El pasado 8 de octubre de 2016 fue asesinada la joven transexualcuya fotografía aparece al inicio de esta nota. Su nombre era Itzel Castellanos. Lo ocurrido pasó en su casa en Comitán de Domínguez, Chiapas. Es el segundo asesinato a mujeres trans en un periodo menor de 10 días, dado que el 30 de septiembre fue asesinada Paola, sexoservidora radicada en la Ciudad de México.
Según fuentes noticiosas, en lo que va del 2016 en México ya se cuentan 20 mujeres trans asesinadas, mientras en el periodo entre 2008 y 2016 se suman 247 muertes de personas transexuales, siendo 2012 el año con más casos registrados, siendo un total de 49. En Letra S, se menciona que van 1310 personas de la diversidad asesinadas desde 2010.
La Comisión Internacional por los Derechos Humanos ha destacado la reducida esperanza de vida de las mujeres trans, ya que el 80% de ellas vive 35 años o menos, siendo la principal causa de muerte el asesinato.
México actualmente es el segundo país con más reportes de personas transexuales asesinadas en el mundo, después solamente de Brasil, y seguido en tercer lugar por Estados Unidos.
Es tristísimo porque casualmente vivimos en un país que ha firmado (al parecer sin previa lectura ni posterior seguimiento) 181 tratados internacionales de derechos humanos y no tenemos la garantía del más básico, pues acá se nos mata no solo por ser parte de una minoría sexual, sino también por pensar diferente, por tener una identidad o gustos distintos de los que deberíamos, por el mero hecho de ser mujeres, por ser sexoservidoras, por estar en las calles transitando, por tener un bien deseado por otra persona e incluso por capricho.

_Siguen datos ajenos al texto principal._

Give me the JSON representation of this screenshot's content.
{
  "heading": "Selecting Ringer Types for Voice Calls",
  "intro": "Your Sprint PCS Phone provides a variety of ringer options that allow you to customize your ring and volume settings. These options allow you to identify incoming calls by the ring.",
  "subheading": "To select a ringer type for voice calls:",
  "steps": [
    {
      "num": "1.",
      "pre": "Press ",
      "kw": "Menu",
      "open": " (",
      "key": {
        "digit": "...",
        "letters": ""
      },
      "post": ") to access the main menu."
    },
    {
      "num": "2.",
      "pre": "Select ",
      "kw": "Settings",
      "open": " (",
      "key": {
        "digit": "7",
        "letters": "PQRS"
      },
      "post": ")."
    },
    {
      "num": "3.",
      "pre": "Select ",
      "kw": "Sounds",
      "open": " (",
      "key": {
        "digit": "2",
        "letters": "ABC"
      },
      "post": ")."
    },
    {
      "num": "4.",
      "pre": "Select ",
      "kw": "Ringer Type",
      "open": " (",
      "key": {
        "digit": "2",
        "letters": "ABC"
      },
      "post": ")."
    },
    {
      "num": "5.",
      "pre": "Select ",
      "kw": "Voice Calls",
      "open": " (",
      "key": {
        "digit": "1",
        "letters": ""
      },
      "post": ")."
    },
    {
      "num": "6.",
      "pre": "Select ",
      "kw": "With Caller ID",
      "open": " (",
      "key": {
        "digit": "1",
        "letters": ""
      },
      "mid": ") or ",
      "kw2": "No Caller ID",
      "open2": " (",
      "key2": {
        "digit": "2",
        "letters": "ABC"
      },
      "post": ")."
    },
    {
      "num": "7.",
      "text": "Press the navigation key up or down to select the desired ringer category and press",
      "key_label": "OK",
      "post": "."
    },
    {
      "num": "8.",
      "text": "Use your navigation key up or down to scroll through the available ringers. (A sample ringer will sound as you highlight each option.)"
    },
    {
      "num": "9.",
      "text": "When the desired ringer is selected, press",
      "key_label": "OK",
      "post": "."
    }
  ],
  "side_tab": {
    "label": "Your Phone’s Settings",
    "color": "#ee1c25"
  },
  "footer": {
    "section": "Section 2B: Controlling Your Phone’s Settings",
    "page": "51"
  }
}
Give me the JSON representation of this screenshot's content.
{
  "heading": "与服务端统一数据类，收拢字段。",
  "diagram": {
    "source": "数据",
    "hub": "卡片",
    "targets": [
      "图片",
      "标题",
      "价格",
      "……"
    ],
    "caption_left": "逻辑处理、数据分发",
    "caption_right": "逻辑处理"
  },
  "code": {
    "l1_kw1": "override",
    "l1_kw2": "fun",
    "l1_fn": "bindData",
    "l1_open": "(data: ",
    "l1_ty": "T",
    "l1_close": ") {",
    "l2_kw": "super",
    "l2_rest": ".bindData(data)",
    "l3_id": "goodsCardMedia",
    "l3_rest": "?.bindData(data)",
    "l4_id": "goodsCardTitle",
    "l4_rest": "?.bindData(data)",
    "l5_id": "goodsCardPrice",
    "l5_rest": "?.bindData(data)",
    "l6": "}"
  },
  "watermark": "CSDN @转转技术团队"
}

Estamos en un lugar y momento en el que la palabra “tolerancia” existe en muchos documentos y pocos hábitos. Se supone que este valor moral se trata de poder atestiguar la diferencia de otras personas sin que nos afecte, poder respetar sus vivencias, prácticas, ideas y opiniones así como las diferencias inherentes a la naturaleza humana tales como la religión, cultura, identidad, manera de ser, etc.
Sin embargo, cada vez es menos evidente la existencia de esta tolerancia, pues no únicamente existen cada vez más muertes, sino también mayor violencia en menor y mayor escala. Somos un poquito más políticamente correctos para nombrar características de las personas, pero no hemos logrado trasladar estas reflexiones a un cambio cultural que evite la dogmatización de la estructura social donde hay una mayoría superior, o incluso de las rutas de cambio.
Es decir, por ejemplo, que podemos evolucionar en términos para distinguir la amplia gama de colores que compone la diversidad sexual pero hay partes de la sociedad que siguen actuando bajo la filosofía de “mientras no se meta conmigo…” e incluso aunque no se metieran, existen quienes se sienten con el poder de decidir que están “bien” o “mal” o si deben morir o vivir.
El cambio no solo está en el lenguaje, que dicho sea de paso también necesita muchos ajustes, sobre todo cuando se habla de “hombres vestidos de mujer”, como se ha dicho en periódicos, siendo que puede no tratarse de esa situación y ya se lleva un camino andado en nombrar las situaciones, condiciones y características de las personas de manera correcta. Esto es un inicio.
Lo que sigue es que cada quien a su manera reflexione sobre lo que sucede cuando pensamos en identidades no-binarias, en si realmente sabemos de qué se trata, nos informemos y constantemente cuestionemos lo que pensamos. Si llegamos a conocer esta molestia, es más fácil tratar con eso en lugar de solo juzgar e intentar acabar con una diferencia que es parte de nuestra condición humana y que algo más, algo externo, nos ha enseñado a rechazar.
Si hacemos esto, avanzaremos en lo correspondiente a que una gran parte de las personas trans viven violencia durante buena parte de sus vidas, y esto empieza por el entorno familiar que luego las pone en un entorno social que las considera peligrosas sin saber realmente de qué se trata ser trans.